Gawat! Gawat! Gawaaaatt! Kenapa aku bangun jam 7 pagi. Pasti aku terlambat, aku tidak ingin membuat masalah dengan Pak Joni. Ini semua karena tugas yang menumpuk membuatku harus lembur, jam 4 pagi tugasku baru selesai. Dan tertidur, aku bangun jam 6.55 pagi. Aku bahkan mandi dalam hitungan setengah menit, entah mandi apa itu namanya. Seragam kupakai asal, cepat-cepat aku keluar rumah dan menghidupkan motor.

"Dek Yara, gak sarapan dulu?" panggil bunda. "Nggak, Bun, Yara udah telat, pergi dulu Bunda, assalamualaikum," jawabku. "Waalaikumsalam, hati-hati, Dek," sahut bunda. Motorku mulai melaju kencang di jalanan, meski jalanan cukup ramai, aku masih bisa melaju dengan gesit di jalanan. Waktu tengah mengejarku kali ini.

Butuh sekitar 10 menit untuk sampai di sekolah, gerbangnya sudah ditutup, astagaa mampus sudah. Aku turun dari motor dan memanggil Pak Wawan.

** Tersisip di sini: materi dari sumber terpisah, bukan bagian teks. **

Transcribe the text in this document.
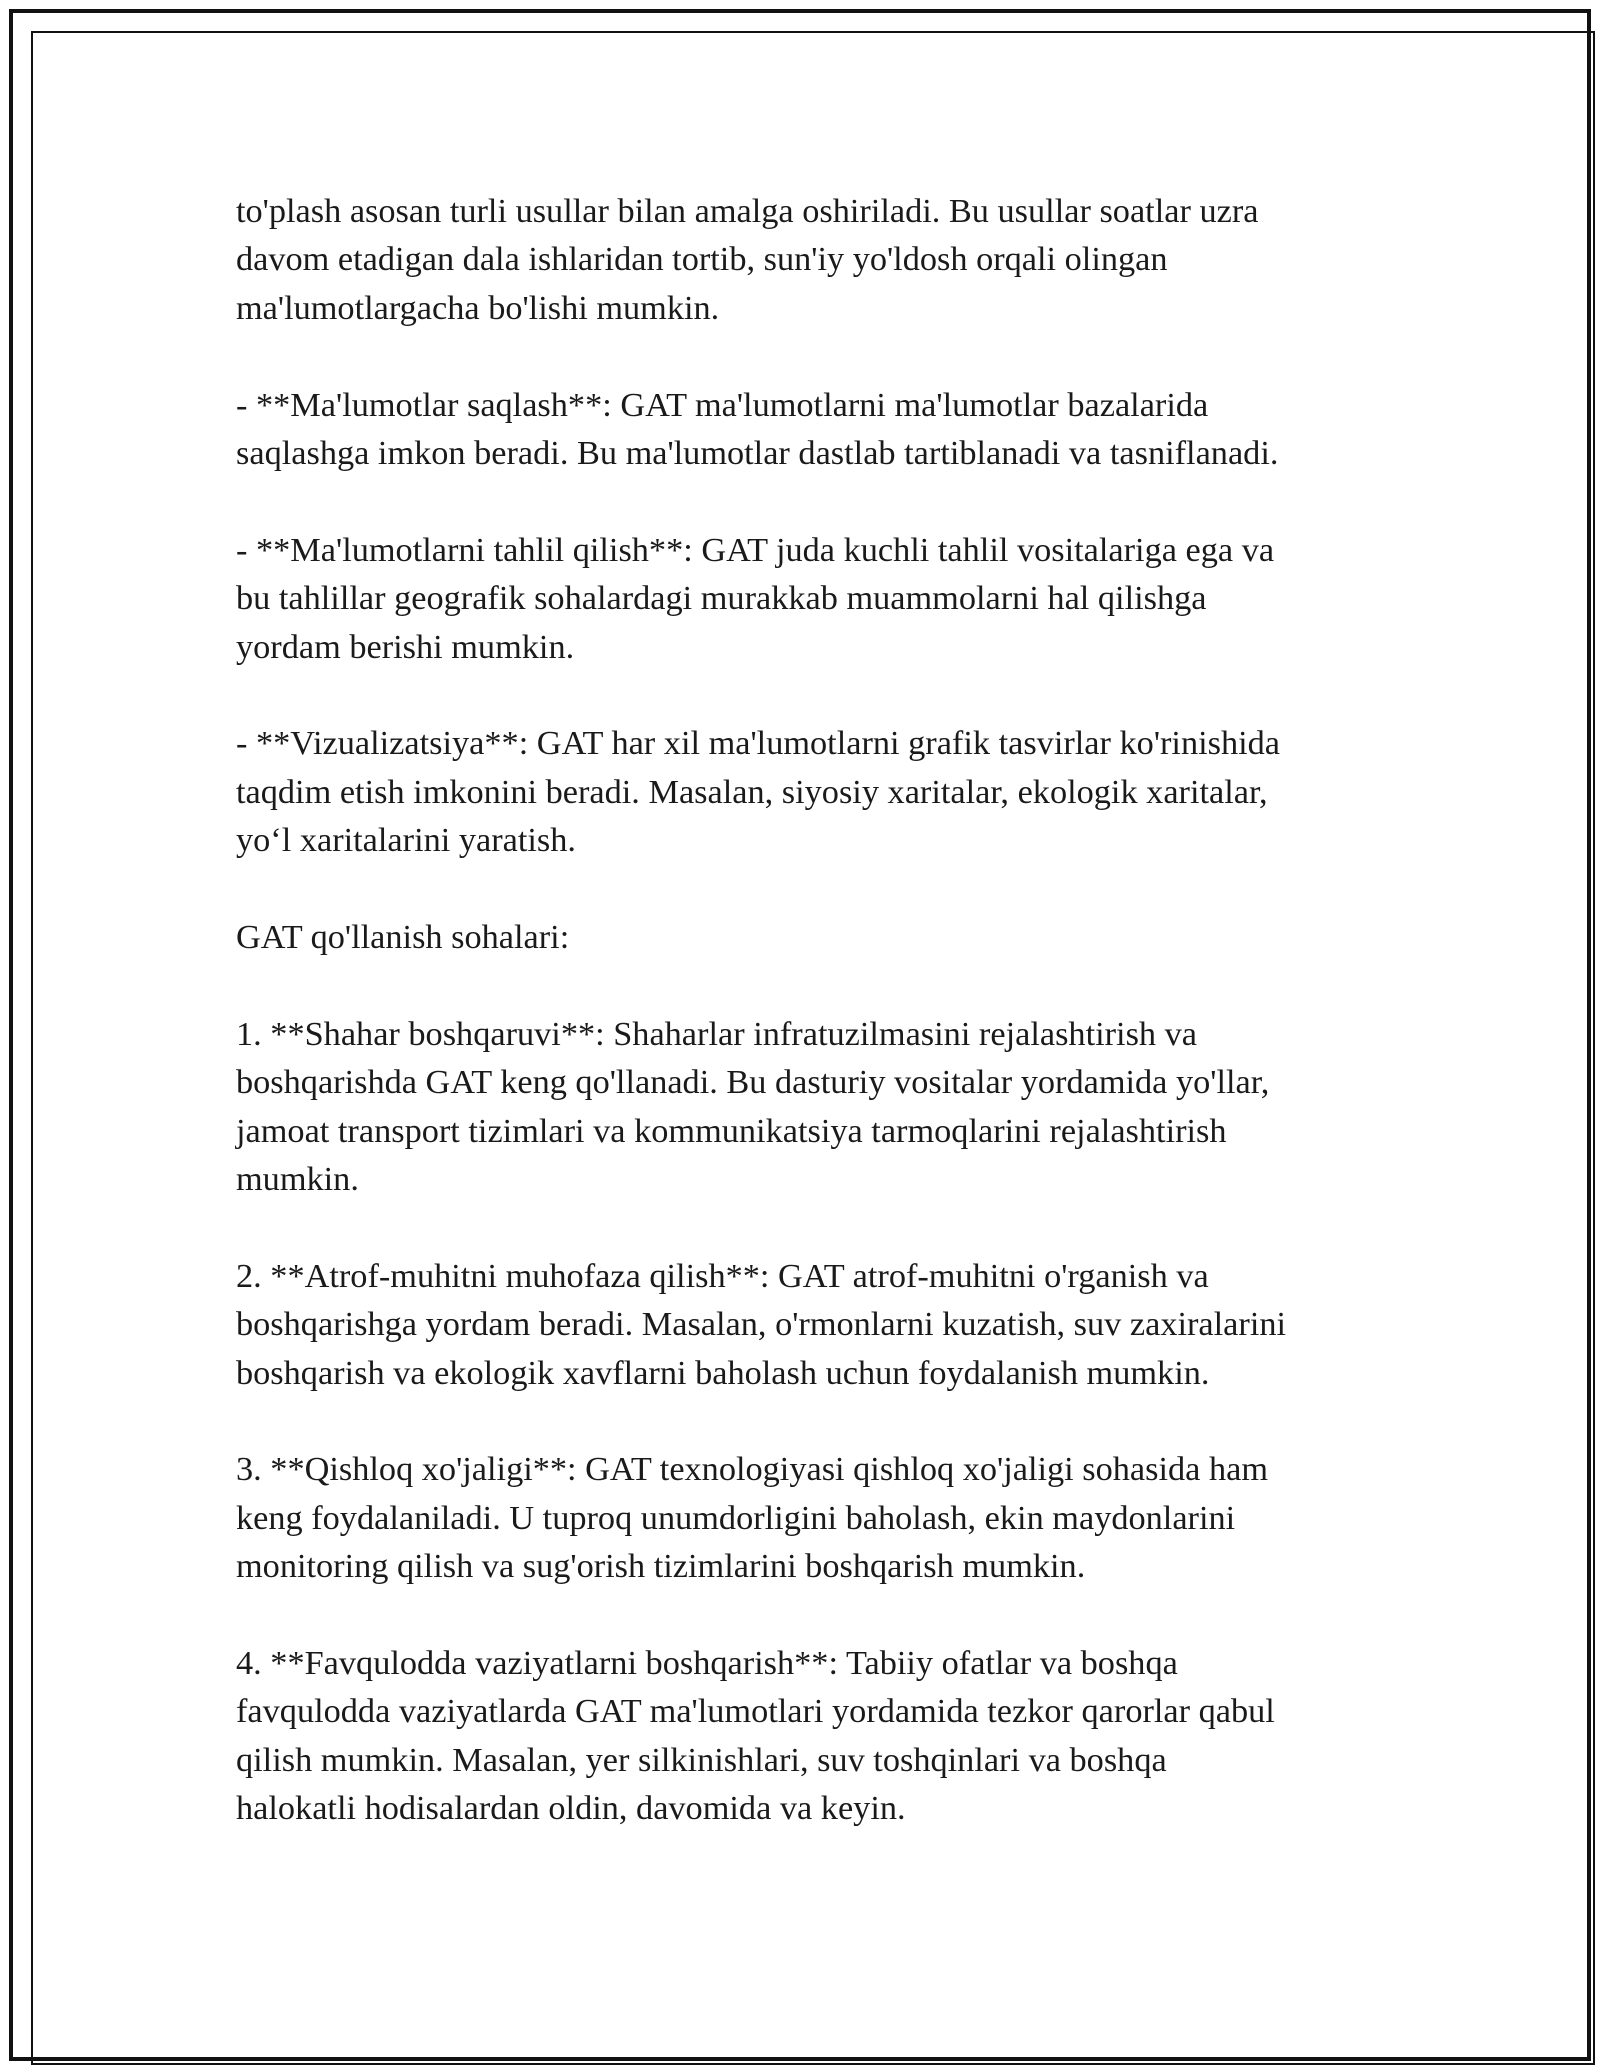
to'plash asosan turli usullar bilan amalga oshiriladi. Bu usullar soatlar uzra
davom etadigan dala ishlaridan tortib, sun'iy yo'ldosh orqali olingan
ma'lumotlargacha bo'lishi mumkin.

- **Ma'lumotlar saqlash**: GAT ma'lumotlarni ma'lumotlar bazalarida
saqlashga imkon beradi. Bu ma'lumotlar dastlab tartiblanadi va tasniflanadi.

- **Ma'lumotlarni tahlil qilish**: GAT juda kuchli tahlil vositalariga ega va
bu tahlillar geografik sohalardagi murakkab muammolarni hal qilishga
yordam berishi mumkin.

- **Vizualizatsiya**: GAT har xil ma'lumotlarni grafik tasvirlar ko'rinishida
taqdim etish imkonini beradi. Masalan, siyosiy xaritalar, ekologik xaritalar,
yo‘l xaritalarini yaratish.

GAT qo'llanish sohalari:

1. **Shahar boshqaruvi**: Shaharlar infratuzilmasini rejalashtirish va
boshqarishda GAT keng qo'llanadi. Bu dasturiy vositalar yordamida yo'llar,
jamoat transport tizimlari va kommunikatsiya tarmoqlarini rejalashtirish
mumkin.

2. **Atrof-muhitni muhofaza qilish**: GAT atrof-muhitni o'rganish va
boshqarishga yordam beradi. Masalan, o'rmonlarni kuzatish, suv zaxiralarini
boshqarish va ekologik xavflarni baholash uchun foydalanish mumkin.

3. **Qishloq xo'jaligi**: GAT texnologiyasi qishloq xo'jaligi sohasida ham
keng foydalaniladi. U tuproq unumdorligini baholash, ekin maydonlarini
monitoring qilish va sug'orish tizimlarini boshqarish mumkin.

4. **Favqulodda vaziyatlarni boshqarish**: Tabiiy ofatlar va boshqa
favqulodda vaziyatlarda GAT ma'lumotlari yordamida tezkor qarorlar qabul
qilish mumkin. Masalan, yer silkinishlari, suv toshqinlari va boshqa
halokatli hodisalardan oldin, davomida va keyin.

"Pak Wawan, ijinin saya masuk ya, Pak, udah telat, Pak," Pak Wawan si satpam muda itu melihatku dengan tatapan mengintimidasi.

"Ya saya tahu kamu telat, kalo gak telat gerbangnya masih dibuka," ucapan sarkas Pak Wawan membuatku sedikit menciut. Tapi tak membuatku menyerah.

"Makanya Pak, maafin saya, beneran tadi saya kesiangan bangun Pak, ijinin saya ya, Pak," sahutku dengan wajah melas. Sumpah seumur-umur baru kali ini aku merasakan hal seperti ini. Pernah sih terlambat, tapi itu jarang sekali dan kalau terlambat cuma beberapa menit, sedangkan ini sudah hampir setengah jam telat.

"Gak bisa, kamu di situ dulu, nunggu guru piket dateng dan ngijinin masuk," aku hanya bisa lesu, nasibku buruk sekali pagi ini. Aku harus menunggu di depan gerbang seperti anak hilang, sampai akhirnya.

"Ngapain kamu?! Telat?!" suara lantang ini suara yang terkenal sangat killer. Guru kesiswaan yang paling ditakuti, Pak Joni. Aku segera berdiri tegak. "Sekolah aja kamu telat, mau jadi apa kamu?! Kalo di tempat kerja udah dipecat kamu," Pak Joni memang tipe guru yang kalo marah selalu membawa urusan masa depan. Aku tahu itu ada baiknya, tapi terkadang ini cukup menjengkelkan.

"Maaf, Pak, gak akan saya ulangi lagi," sahutku pelan. Tak lama gerbang dibuka oleh Pak Wawan, kunci motorku diambil Pak Wawan.

"Sekarang masuk, kamu saya hukum hormat bendera dulu sampai jam pertama berakhir, kunci motor saya bawa sampai pulang sekolah," titah Pak Joni. Dengan langkah lesu aku menuju lapangan upacara, dan melakukan hukuman yang diberikan Pak Joni.

Matahari terasa sangat terik pagi itu. Waktu juga terasa sangat lama. Sampai kapan aku harus berdiri di sini? Lelah? Pasti, tapi mau bagaimana lagi. Kepalaku mulai berat, kurang tidur dan kurangnya asupan nutrisi karena tidak sarapan membuatku sedikit lemas. Semakin dirasa semakin berat, sampai akhirnya, suara bell pergantian jam terdengar. Entah kemana perginya semua rasa berat yang kurasakan saat menjalani hukuman tadi. Buru-buru aku mengambil tas di pinggir lapangan, dan berjalan menuju kelas.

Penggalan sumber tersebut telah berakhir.